Republik Samarinda, Republik Pertama di Nusantara yang Didirikan Orang Bugis pada Abad Ke-17

 

Republik Samarinda, Republik Pertama di Nusantara yang Didirikan Orang Bugis pada Abad Ke-17
Tiga abad sebelum Republik Indonesia berdiri, sebuah pemerintahan berbentuk republik demokrasi berdiri di Kalimantan. Namanya adalah Republik Samarinda

Makassar. Celebes Magazine .com-  Amat terheran-heran begitu menginjakkan kakinya di Samarinda. Penjelajah kenamaan dari Norwegia itu menemukan sebuah permukiman padat yang dihuni orang-orang Bugis di sepanjang sempadan Sungai Mahakam. Masyarakat Bugis, dalam pandangannya, cukup betah berdiam di kota pelabuhan yang posisinya amat penting bagi Kesultanan Kutai.  

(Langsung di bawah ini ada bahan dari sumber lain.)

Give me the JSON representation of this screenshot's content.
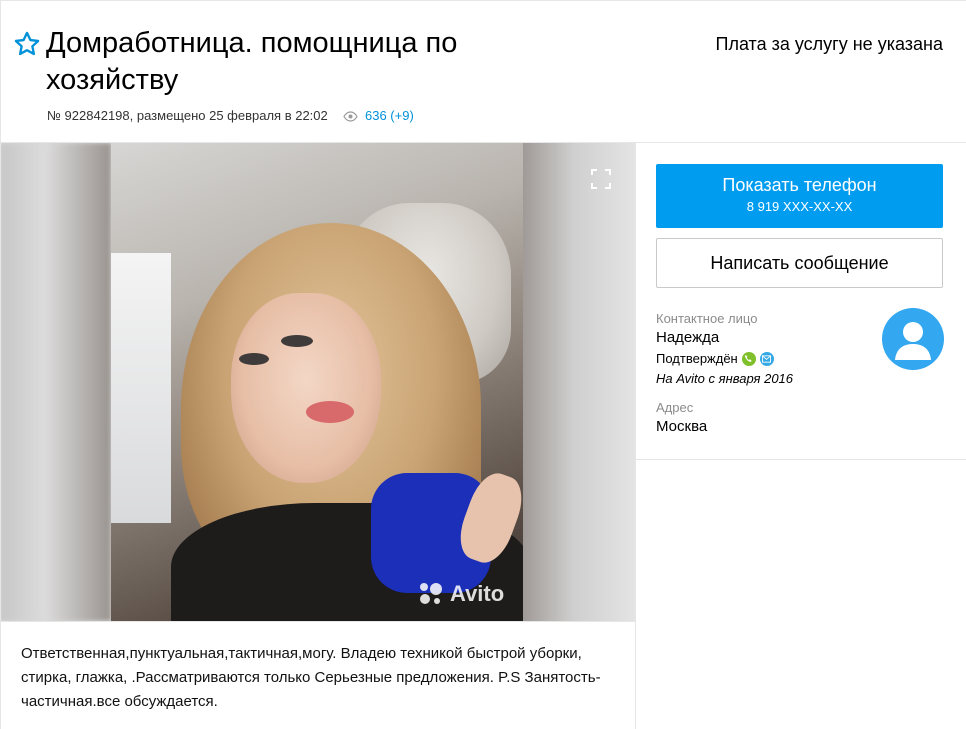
{
  "header": {
    "title": "Домработница. помощница по хозяйству",
    "price": "Плата за услугу не указана",
    "meta": "№ 922842198, размещено 25 февраля в 22:02",
    "views": "636 (+9)"
  },
  "gallery": {
    "watermark": "Avito"
  },
  "description": "Ответственная,пунктуальная,тактичная,могу. Владею техникой быстрой уборки, стирка, глажка, .Рассматриваются только Серьезные предложения. P.S Занятость-частичная.все обсуждается.",
  "sidebar": {
    "show_phone": "Показать телефон",
    "phone_masked": "8 919 XXX-XX-XX",
    "write_message": "Написать сообщение",
    "contact_label": "Контактное лицо",
    "contact_name": "Надежда",
    "verified": "Подтверждён",
    "since": "На Avito с января 2016",
    "address_label": "Адрес",
    "address_value": "Москва"
  },
  "icons": {
    "favorite": "star-outline-icon",
    "views": "eye-icon",
    "fullscreen": "fullscreen-icon",
    "verified_phone": "phone-verified-icon",
    "verified_email": "email-verified-icon",
    "avatar": "user-avatar-icon"
  },
  "colors": {
    "accent": "#009cf0",
    "link": "#0091d9",
    "phone_badge": "#7fbf2a",
    "email_badge": "#35a9e6"
  }
}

Suatu hari pada 1879, sesuai catatan perjalanannya, Bock menanyai sejumlah penduduk. Ia mendapatkan jawaban yang cukup mengagetkan. Tidak seorang pun warga yang menyatakan keinginan kembali ke Sulawesi. Dengan kata lain, mereka betah di perantauan. 

Syak wasangka muncul di benak petualang yang telah menjelajahi belantara hutan Kalimantan tersebut. Dalam bukunya yang fenomenal berjudul The Head Hunters of Borneo (1881), Bock menulis, "dengan kebebasan yang lebih besar dan angka pertambahan tahunan mereka (orang-orang Bugis), dengan asumsi terlalu banyak kekuatan di Koetei [...], suatu hari mereka mungkin akan menemukan dan menggigit tangan yang telah memberi mereka makan" (hlm 22).

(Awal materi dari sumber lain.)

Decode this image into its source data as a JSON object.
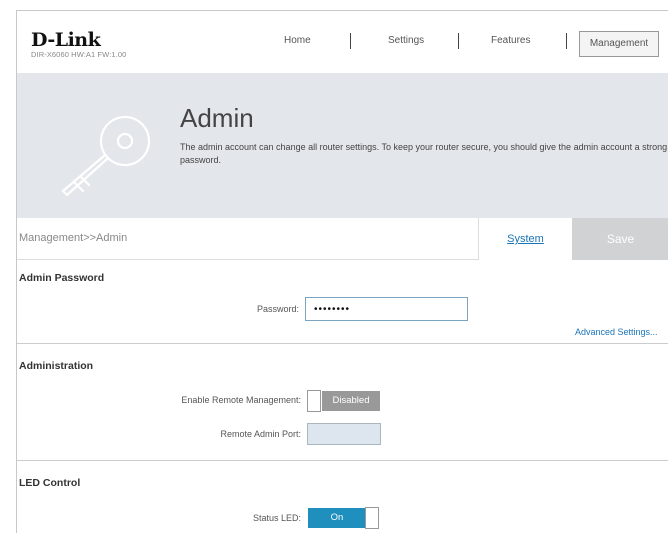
{
  "header": {
    "brand": "D-Link",
    "model": "DIR-X6060 HW:A1 FW:1.00",
    "nav": [
      "Home",
      "Settings",
      "Features",
      "Management"
    ],
    "active_nav": "Management"
  },
  "banner": {
    "title": "Admin",
    "description": "The admin account can change all router settings. To keep your router secure, you should give the admin account a strong password."
  },
  "toolbar": {
    "breadcrumb": "Management>>Admin",
    "system_label": "System",
    "save_label": "Save"
  },
  "admin_password": {
    "title": "Admin Password",
    "password_label": "Password:",
    "password_value": "••••••••",
    "advanced_link": "Advanced Settings..."
  },
  "administration": {
    "title": "Administration",
    "remote_mgmt_label": "Enable Remote Management:",
    "remote_mgmt_state": "Disabled",
    "remote_port_label": "Remote Admin Port:"
  },
  "led_control": {
    "title": "LED Control",
    "status_led_label": "Status LED:",
    "status_led_state": "On"
  },
  "colors": {
    "accent": "#1a74b6",
    "toggle_on": "#1f8fbd",
    "toggle_off": "#999999",
    "banner_bg": "#e3e6ea",
    "save_bg": "#d1d2d4"
  }
}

Bock juga menyatakan, kelompok dari Sulawesi Selatan ini berupaya meraih kemenangan di Samarinda. Untuk sementara waktu, pergerakan semi-kemerdekaan yang menolak otoritas Sultan Kutai mulai terbentuk.

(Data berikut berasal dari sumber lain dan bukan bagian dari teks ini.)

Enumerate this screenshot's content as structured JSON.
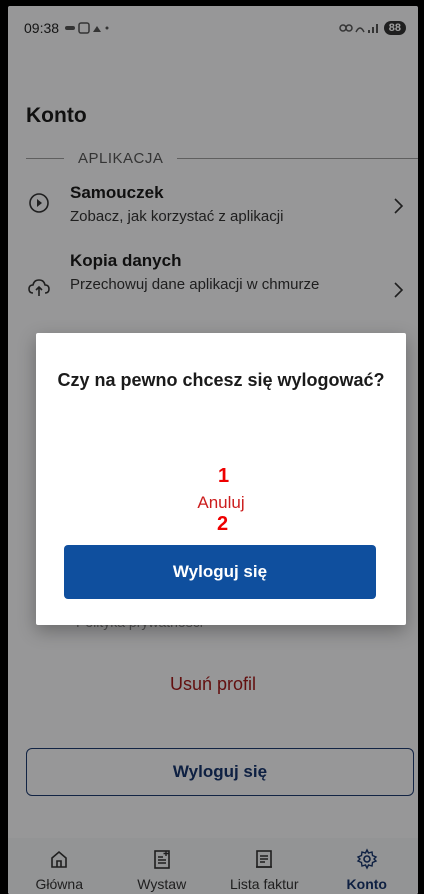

"Mereka," tulis Bock, "tampaknya setuju dalam keadaan saat ini, dengan diizinkannya administrasi hukum lokal mereka sendiri yang disebut towadjoe (hlm 22).
Jauh sebelum kedatangan Bock, John Dalton adalah seorang pedagang Singapura yang berlayar dengan armada Bugis ke Kutai pada 1827. Catatan hariannya yang dimuat dalam River of Gems, A Borneo Journal, berisi tentang sebuah desa besar bernama Semerindan (Samarinda).

"Desa besar" ini menampung sekitar 5.500 orang, sebagian besar suku Bugis. Menurutnya, dalam jumlah besar, mereka menjadi tuan yang absolut di tanah itu.

Catatan Bock dan Dalton adalah gambaran orang-orang Bugis di Samarinda pada masa lalu. Selain memiliki kemampuan di bidang maritim dan perdagangan, mereka punya sistem tersendiri dalam menentukan pemimpin. Gelar pemimpin kelompok masyarakat ini disebut pua adoe atau pua adu.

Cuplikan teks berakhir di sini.